In mathematical induction, the base case is the initial step where we verify the statement for the smallest possible value. It's crucial as it anchors the entire inductive proof process.
For our exercise, the base case is when \( n = 1 \). We check whether the function \( T(n) \) behaves as expected at this starting point. We compute:

• \( T(1) = 1 + T(\lfloor 1/2 \rfloor) = 1 + T(0) = 1 \)

Since 1 matches the expected value of \( r = 1 \) when \( n = 1 \) falls under the condition \( 2^0 \leq n < 2^1 \), the base case is proven true which establishes a foundation for the induction to proceed.

The inductive step is where we assume the statement holds for a particular instance and then prove it for the next. The process can be summarized as follows:

• Assume that for some integer \( k \) satisfying \( 2^{r-1} \leq k < 2^r \), that \( T(k) = r \).
• Next, show that \( T(k+1) = r \) must also hold.

To achieve this:

• Consider \( k+1 \) such that \( 2^{r-1} \leq k+1 < 2^r \).
• Compute \( T(k+1) = 1 + T(\lfloor (k+1)/2 \rfloor) \).
• Since \((k+1)/2\) can be represented as half the power of 2 specified, derive that the floor value leads back to our assumed step \( T(2^{r-2}) = r-1 \), hence it requires simplifying \(1 + (r-1) = r \).

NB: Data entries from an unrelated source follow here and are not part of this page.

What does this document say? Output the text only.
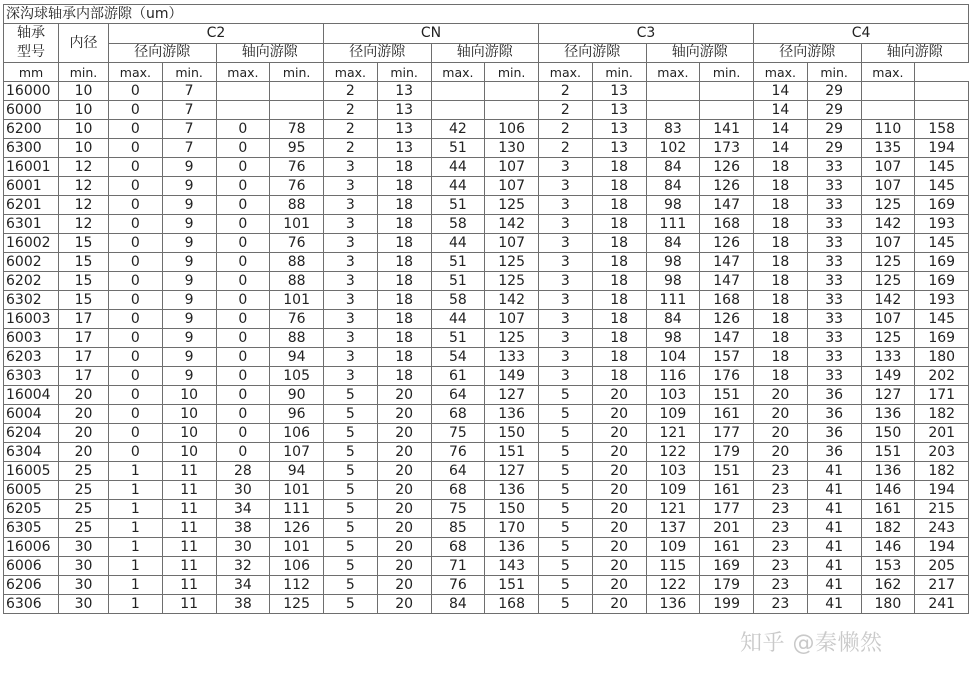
深沟球轴承内部游隙（um）																	
轴承
型号	内径	C2				CN				C3				C4			
		径向游隙		轴向游隙		径向游隙		轴向游隙		径向游隙		轴向游隙		径向游隙		轴向游隙	
mm	min.	max.	min.	max.	min.	max.	min.	max.	min.	max.	min.	max.	min.	max.	min.	max.	
16000	10	0	7			2	13			2	13			14	29		
6000	10	0	7			2	13			2	13			14	29		
6200	10	0	7	0	78	2	13	42	106	2	13	83	141	14	29	110	158
6300	10	0	7	0	95	2	13	51	130	2	13	102	173	14	29	135	194
16001	12	0	9	0	76	3	18	44	107	3	18	84	126	18	33	107	145
6001	12	0	9	0	76	3	18	44	107	3	18	84	126	18	33	107	145
6201	12	0	9	0	88	3	18	51	125	3	18	98	147	18	33	125	169
6301	12	0	9	0	101	3	18	58	142	3	18	111	168	18	33	142	193
16002	15	0	9	0	76	3	18	44	107	3	18	84	126	18	33	107	145
6002	15	0	9	0	88	3	18	51	125	3	18	98	147	18	33	125	169
6202	15	0	9	0	88	3	18	51	125	3	18	98	147	18	33	125	169
6302	15	0	9	0	101	3	18	58	142	3	18	111	168	18	33	142	193
16003	17	0	9	0	76	3	18	44	107	3	18	84	126	18	33	107	145
6003	17	0	9	0	88	3	18	51	125	3	18	98	147	18	33	125	169
6203	17	0	9	0	94	3	18	54	133	3	18	104	157	18	33	133	180
6303	17	0	9	0	105	3	18	61	149	3	18	116	176	18	33	149	202
16004	20	0	10	0	90	5	20	64	127	5	20	103	151	20	36	127	171
6004	20	0	10	0	96	5	20	68	136	5	20	109	161	20	36	136	182
6204	20	0	10	0	106	5	20	75	150	5	20	121	177	20	36	150	201
6304	20	0	10	0	107	5	20	76	151	5	20	122	179	20	36	151	203
16005	25	1	11	28	94	5	20	64	127	5	20	103	151	23	41	136	182
6005	25	1	11	30	101	5	20	68	136	5	20	109	161	23	41	146	194
6205	25	1	11	34	111	5	20	75	150	5	20	121	177	23	41	161	215
6305	25	1	11	38	126	5	20	85	170	5	20	137	201	23	41	182	243
16006	30	1	11	30	101	5	20	68	136	5	20	109	161	23	41	146	194
6006	30	1	11	32	106	5	20	71	143	5	20	115	169	23	41	153	205
6206	30	1	11	34	112	5	20	76	151	5	20	122	179	23	41	162	217
6306	30	1	11	38	125	5	20	84	168	5	20	136	199	23	41	180	241
知乎 @秦懒然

The ability to make the step from \( k \) to \( k+1 \) holds the key to continuing indefinitely, confirming the original statement for all numbers in the specified range.

The floor function, denoted as \( \lfloor x \rfloor \), returns the largest integer less than or equal to a given number \( x \). It plays a significant role in our example as it determines the reduced value of \( n \) in the recurrence relation.

• Given \( \lfloor n/2 \rfloor \), the function effectively shrinks the problem by halving the original value of \( n \) and rounding down.

This concept is crucial as it ensures the sequence approaches a base case quickly and efficiently, allowing the induction process to unfold correctly. Understanding this function helps appreciate the elegance and efficiency of how sequence problems are structured and simplified by recurrence relations.